Check out some of Bailey’s best frame jobs of the season by called strike probability. All of these were called Strike 3s on pitches that were at least an inch outside the strike zone:

“At the end of the day, you’re just matching the plane of the pitch,” Bailey said. “Sometimes [with a pitcher like Webb] you’re riding the sinker back in the zone, sometimes you’re matching the shape of your move with the glove to the sweeper. I think it’s the same way with north-south guys [like Verlander] — you’re still matching the plane.”

Bailey’s elite pitch framing is a testament to the Giants’ catcher development. San Francisco rebuilt Bailey’s catching approach from the ground up after drafting him in the first round out of North Carolina State in 2020. That included Bailey learning the knee-down catching style that’s taken over the Major Leagues in the last five years because of the pitch framing benefits it yields.

“You could go watch my video from NC State,” Bailey said. “Basically, when I got here, I changed everything with how I caught.”

Thanks to his work with Craig Albernaz, the Giants’ catching coach when Bailey came up, and Alex Burg, who was San Francisco’s bullpen catcher Bailey’s rookie season before taking over as Major League catching coach for Albernaz, Bailey’s versatility in his catching setup and movements behind the plate has become the foundation of his masterful pitch framing.

And of course, Bailey now has Buster Posey — who was one of the elite all-around defensive catchers of his era, and whose 2016 framing season is still as good as any we’ve seen in the Statcast era — as his president of baseball operations.

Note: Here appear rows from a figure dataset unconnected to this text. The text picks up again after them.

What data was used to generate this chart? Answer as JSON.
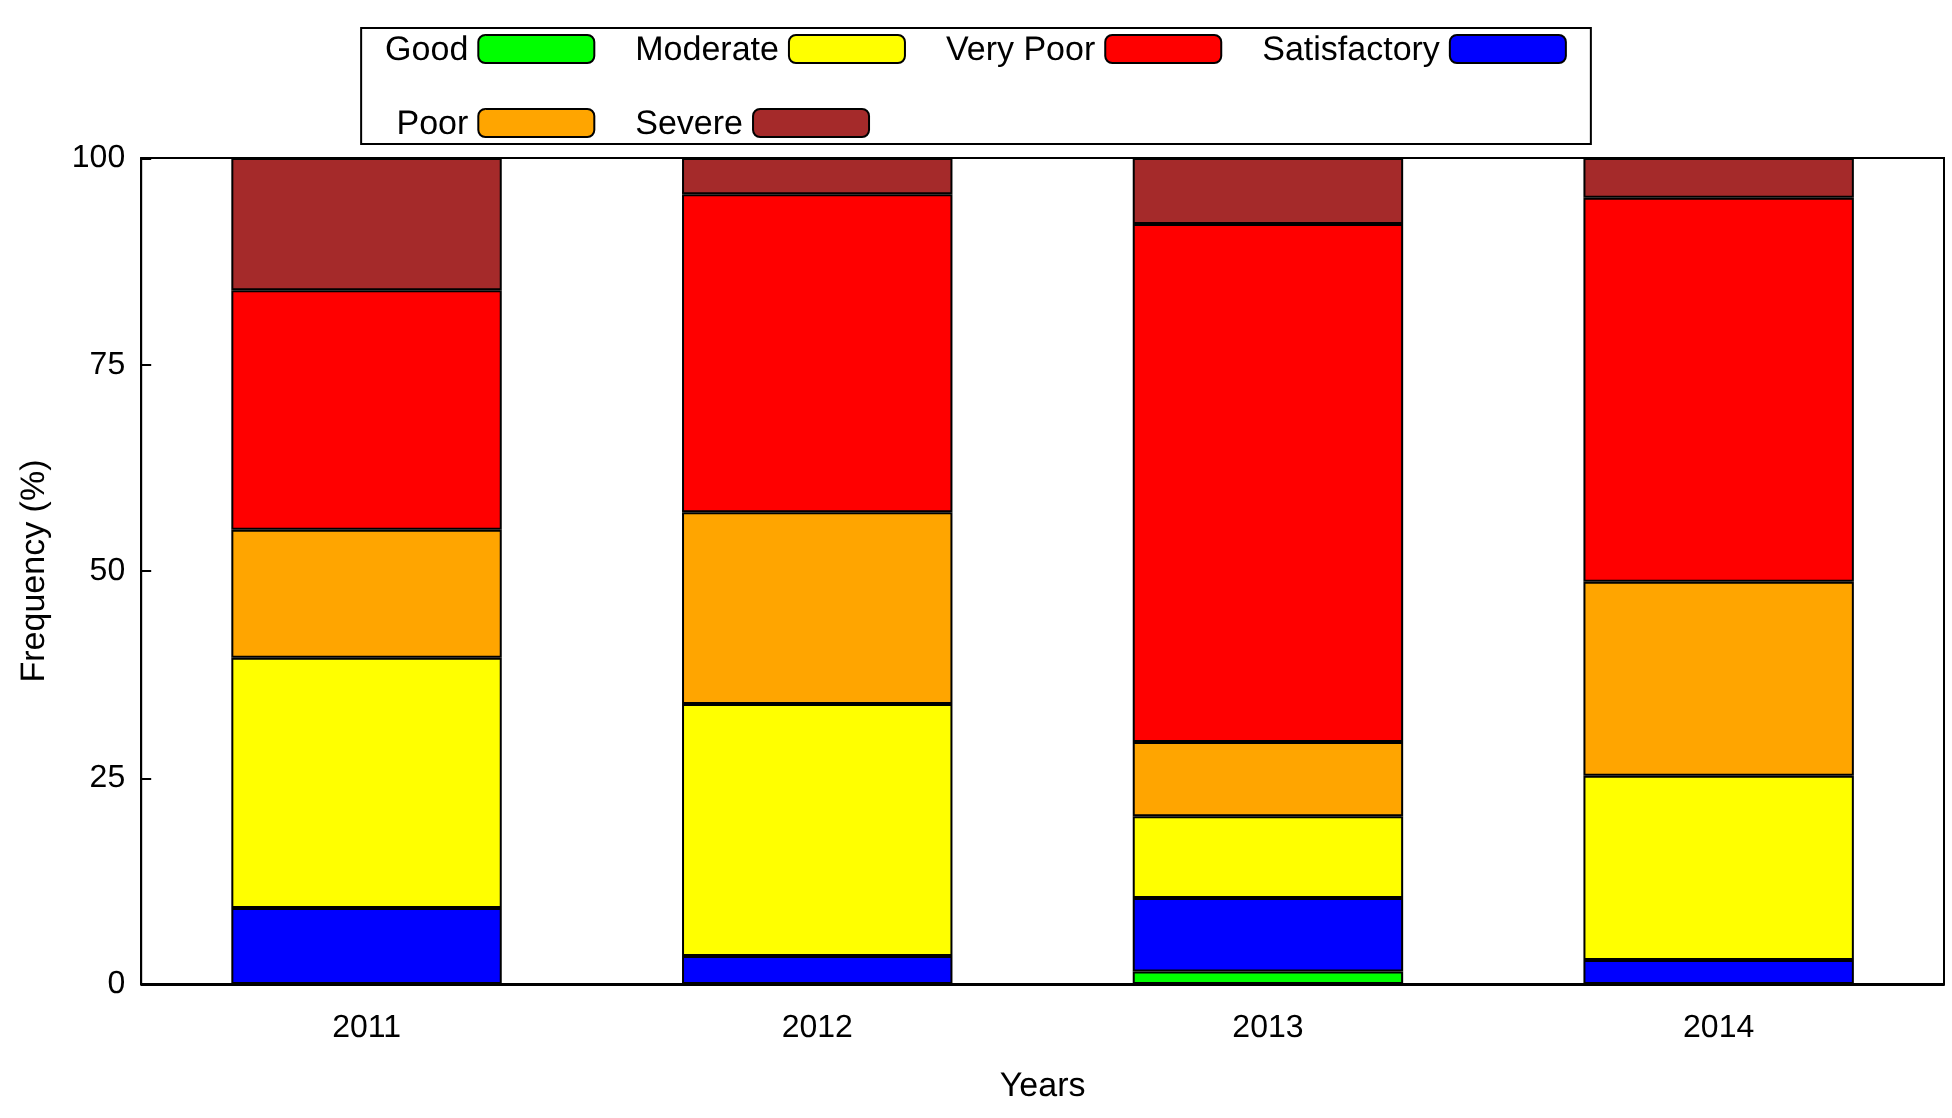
{
  "chart_data": {
    "type": "bar",
    "stacked": true,
    "xlabel": "Years",
    "ylabel": "Frequency (%)",
    "categories": [
      "2011",
      "2012",
      "2013",
      "2014"
    ],
    "series": [
      {
        "name": "Good",
        "color": "#00ff00",
        "values": [
          0,
          0,
          1.5,
          0
        ]
      },
      {
        "name": "Satisfactory",
        "color": "#0000ff",
        "values": [
          9.2,
          3.4,
          8.9,
          2.9
        ]
      },
      {
        "name": "Moderate",
        "color": "#ffff00",
        "values": [
          30.3,
          30.5,
          9.9,
          22.3
        ]
      },
      {
        "name": "Poor",
        "color": "#ffa500",
        "values": [
          15.5,
          23.2,
          9,
          23.5
        ]
      },
      {
        "name": "Very Poor",
        "color": "#ff0000",
        "values": [
          29,
          38.5,
          62.7,
          46.5
        ]
      },
      {
        "name": "Severe",
        "color": "#a52a2a",
        "values": [
          16,
          4.4,
          8,
          4.8
        ]
      }
    ],
    "ylim": [
      0,
      100
    ],
    "yticks": [
      0,
      25,
      50,
      75,
      100
    ],
    "grid": false,
    "legend": "top"
  }
}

Posey’s message to Bailey, as he told The Athletic before the start of this season, was: “Lead the staff.” In every way, not just pitch framing. Bailey has taken that to heart.

“We have to be adaptable to what the pitcher needs,” Bailey said. “Because at the end of the day, our job is to get the best out of our pitchers.”

Everyone knows how important catchers are as a team’s field general, and their value probably isn’t fully captured by defensive statistics. But the updated framing numbers from Statcast do help with that by giving a boost to the elite defensive catchers around the Majors. Like Bailey.

There’s an argument that Bailey is the most impactful fielder in baseball. By Statcast’s Fielding Run Value, which combines all of the individual Statcast defensive metrics into one overall value stat, Bailey ranks No. 1 among all MLB fielders — not just catchers — both in 2025 and since his debut.

His pitch framing is by far the biggest component of that fielding value. And so Bailey approaches receiving the same way a savant like Joey Votto would approach hitting.

“Every pitch is different,” Bailey said. “It’s kind of similar to hitting, where you’re timing up pitches, you’re matching shapes. It’s just, as a catcher, you know what’s coming.”